Two recent examples spring to mind, because they are representative of the complexity of this kind of issue in a world of such staggering social and cultural change. Here’s a quote from the UKIP member of the European parliament, Godfrey Bloom, on the perils of foreign aid:
How we can possibly be giving a billion pounds a month when we’re in this sort of debt to bongo bongo land is completely beyond me.
That’s a weird formulation – aid is not debt. But the context reveals that the man’s main ire is directed at the European Union, and not just at developing countries:
Mr Bloom, who pointed out he has a Polish wife and Kashmiri staff, said that his comments were not racist. Asked by the BBC where “bongo bongo” land is, Mr Bloom referred to “Ruritania” – a fictional country in Europe that formed the setting for three novels by Anthony Hope.
Does that make him a racist or just a xenophobe? This hilarious interview – dissecting the origins of the term “bongo-bongo-land” – suggests both to me:
But I’m not sure I’d be able to prove that point beyond a reasonable doubt. Sometimes, a racist expression is so foul and unrelated to any broader context that it merits no debate – like this tirade from Eagles player Riley Cooper. The trouble is: racism is often also interwoven with all sorts of other factors. It collides with legitimate resistance to fast cultural change, xenophobia, generational attitudes, and legitimate questions, such as immigration policy, in which one side should not be deemed irrational because of an implied racist motivation. Take this explanation of Smith’s broader point:
When a country has a trillion pounds of debt and we’re cutting our hospitals, our police force and we’re destroying our defense services, that the money should stay at home and people who want to give money to worthwhile charities…what I would argue is that is for the individual citizens. It’s not for the likes of David Cameron to pick our pockets and send money to charities of his choice.

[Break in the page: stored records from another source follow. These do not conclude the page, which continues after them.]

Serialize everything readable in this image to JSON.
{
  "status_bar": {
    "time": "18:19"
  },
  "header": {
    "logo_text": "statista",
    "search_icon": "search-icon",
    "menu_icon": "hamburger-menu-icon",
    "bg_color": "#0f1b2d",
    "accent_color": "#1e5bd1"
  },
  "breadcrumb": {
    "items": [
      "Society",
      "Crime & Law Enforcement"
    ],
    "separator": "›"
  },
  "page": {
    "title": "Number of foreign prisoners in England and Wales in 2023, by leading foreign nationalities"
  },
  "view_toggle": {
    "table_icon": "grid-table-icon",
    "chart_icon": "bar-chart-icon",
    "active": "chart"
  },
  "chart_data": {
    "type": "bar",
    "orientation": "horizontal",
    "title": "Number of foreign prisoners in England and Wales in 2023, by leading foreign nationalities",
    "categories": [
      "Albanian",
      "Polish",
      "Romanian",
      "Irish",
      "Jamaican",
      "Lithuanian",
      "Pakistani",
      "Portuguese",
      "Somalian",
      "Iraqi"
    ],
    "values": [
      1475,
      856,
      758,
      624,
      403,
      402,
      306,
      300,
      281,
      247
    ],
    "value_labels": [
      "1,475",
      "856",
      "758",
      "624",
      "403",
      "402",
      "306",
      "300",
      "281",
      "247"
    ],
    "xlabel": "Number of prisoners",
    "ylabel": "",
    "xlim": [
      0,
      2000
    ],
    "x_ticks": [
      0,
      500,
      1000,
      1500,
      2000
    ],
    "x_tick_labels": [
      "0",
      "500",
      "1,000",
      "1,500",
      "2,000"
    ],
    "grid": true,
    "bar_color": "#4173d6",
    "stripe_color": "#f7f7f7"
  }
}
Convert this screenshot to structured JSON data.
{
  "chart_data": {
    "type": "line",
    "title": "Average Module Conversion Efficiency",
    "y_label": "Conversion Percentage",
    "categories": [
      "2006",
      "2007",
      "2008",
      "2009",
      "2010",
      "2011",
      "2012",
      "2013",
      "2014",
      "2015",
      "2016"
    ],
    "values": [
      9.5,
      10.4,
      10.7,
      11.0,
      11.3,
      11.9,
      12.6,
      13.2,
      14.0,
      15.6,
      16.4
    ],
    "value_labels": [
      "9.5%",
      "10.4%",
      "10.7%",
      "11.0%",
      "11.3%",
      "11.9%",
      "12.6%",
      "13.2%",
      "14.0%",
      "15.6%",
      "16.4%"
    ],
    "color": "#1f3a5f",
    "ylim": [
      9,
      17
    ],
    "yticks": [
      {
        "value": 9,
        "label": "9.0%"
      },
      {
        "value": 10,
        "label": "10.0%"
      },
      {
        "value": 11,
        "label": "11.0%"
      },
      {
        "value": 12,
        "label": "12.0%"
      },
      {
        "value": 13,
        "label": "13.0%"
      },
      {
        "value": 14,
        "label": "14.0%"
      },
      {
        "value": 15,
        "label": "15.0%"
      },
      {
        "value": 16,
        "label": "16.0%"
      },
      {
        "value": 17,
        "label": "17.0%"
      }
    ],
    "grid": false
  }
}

That may in some way be a reflection of racism, but it is also a legitimate political argument. And it’s hard to tackle the latter if you are constantly wrapped up in debates about the former. Then there’s the complex interaction of tradition, culture and social change. So this sure looks like racism on the surface:
But this context – a detail from a similar event in 1994 – is also important:
T.J. Hawkins rolled out the big inner tube, and the bull lowered his head, shot forward and launched into the tube, sending it bounding down the center of the arena. The crowd cheered. Then the bull saw the George Bush dummy. He tore into it, sending the rubber mask flying halfway across the sand as he turned toward the fence, sending cowboys scrambling up the fence rails, hooking one with his horn and tossing him off the fence.
What might be seen as racist in one context – because the president is black – may not be in another. What some may see as a legitimate reclaiming of sovereignty from European bureaucrats can also be motivated by bald “bongo-bongo-land” racism. This is not either-or. And if it’s not either-or, we have to make a decision as to whether to hunt for these manifestations of racism or ignore them and get on with the actual arguments at hand, regardless of their psychological motivation. I favor as a purely pragmatic measure not jumping on every incident like this to yell racism – not because it is never racist, but because that charge cannot truly be proven without peering into opaque human souls, because it diverts potentially constructive debate into moral posturing, and because it is crowding out our discourse with gotchas that don’t really advance substantive debate.
And now I’ve written an entire post about whether certain people are racists. See how the cycle continues?